About the Exhibition
“We are reminded of the mathematical paradox of Zeno of Elea…the arrow never reaches the tree because it always has to cover half the distance again and again and again, meaning it slows more and more the closer it gets to the target.”
Sabine C. Becker, Review of Dino Buzzati’s “The Falling Girl,” irreal [re]views, http://home.sprynet.com/~awhit/review2c.htm
For her 2nd solo show at moniquemeloche, Karen Reimer will exhibit her ongoing series “Endless Set” which made its inaugural debut in early 2007 at VONZWECK.
“It is a hard-line conceptual project, based on rules Reimer conceived before threading the first needle. Each crazy-quilt pillowcase is made up of a predetermined number of irregularly shaped, irregularly patterned patches. (Two, the first in the series, is made up of two patches; Thirty-Seven is composed of 37 patches, and so on.) Onto each pillowcase, the artist has stitched the accompanying prime number, a piece of white cotton fabric that is the same height in inches as the number it represents (e.g., Thirty-Seven is 37 inches tall)… As the series progresses and the numbers grow in value and height, the cases become more abstract, the sequence more oblique and indecipherable. The bright patchwork gives in to the growing swathes of white. Any portion of the number that does not fit within the grid of the pillowcase, Reimer has folded back onto itself, obscuring the prime-number sequence even further.”
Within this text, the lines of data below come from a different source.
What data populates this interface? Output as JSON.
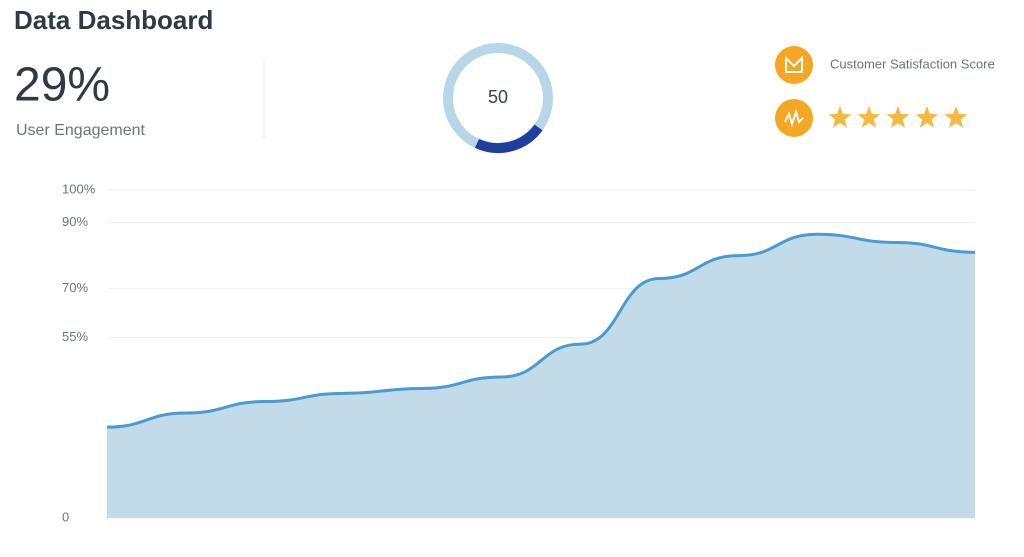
{
  "header": {
    "title": "Data Dashboard"
  },
  "kpi": {
    "value": "29%",
    "label": "User Engagement"
  },
  "gauge": {
    "value": "50"
  },
  "satisfaction": {
    "label": "Customer Satisfaction Score",
    "rating": 5
  },
  "chart_data": {
    "type": "area",
    "values": [
      27.7,
      32,
      35.5,
      38,
      39.5,
      43,
      53,
      73,
      80,
      86.5,
      84,
      81
    ],
    "color": "#4a9bd1",
    "fill": "#c3dbe9",
    "ylim": [
      0,
      100
    ],
    "yticks": [
      {
        "value": 100,
        "label": "100%"
      },
      {
        "value": 90,
        "label": "90%"
      },
      {
        "value": 70,
        "label": "70%"
      },
      {
        "value": 55,
        "label": "55%"
      },
      0
    ],
    "grid": true
  }
}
– Jake Malooley Time Out Chicago issue 112
The wikipedia definition of a prime number is a natural number greater than 1 which has exactly two distinct natural number divisors: 1 and itself. For example: 2, 3, 5, 7, 11, 13, 17, 19, 23, 29, 31, 37, 41, 43, 47, 53, 59, 61, 67, 71, 73, 79, 83, 89, 97, 101…
Karen Reimer received her MFA from the University of Chicago in 1989. A solo show, Karen Reimer: Embroideries 1999-2005, was mounted in 2007 at the Rochester Art Center, Rochester, MN curated by Scott Stulen. Her work is published in The Object of Labor: Art, Cloth, and Cultural Production, MIT Press, edited by Joan Livingstone & John Ploof, and By Hand: The Use of Craft in Contemporary Art, Princeton Architectural Press, edited by Shu Hung & Joseph Magliaro – both published in 2007. Selected group exhibitions include such institutions as the Contemporary Craft Museum, Portland OR; Memphis College of Art, Kohler Art Museum, Sheboygan, WI; Museum of Contemporary Art, Chicago; Hyde Park Art Center, Chicago; and Wallspace, NY. Reimer is a past recipient of both the Richard H. Driehaus Foundation Grant and Artadia Chicago Grants for Individual Artists.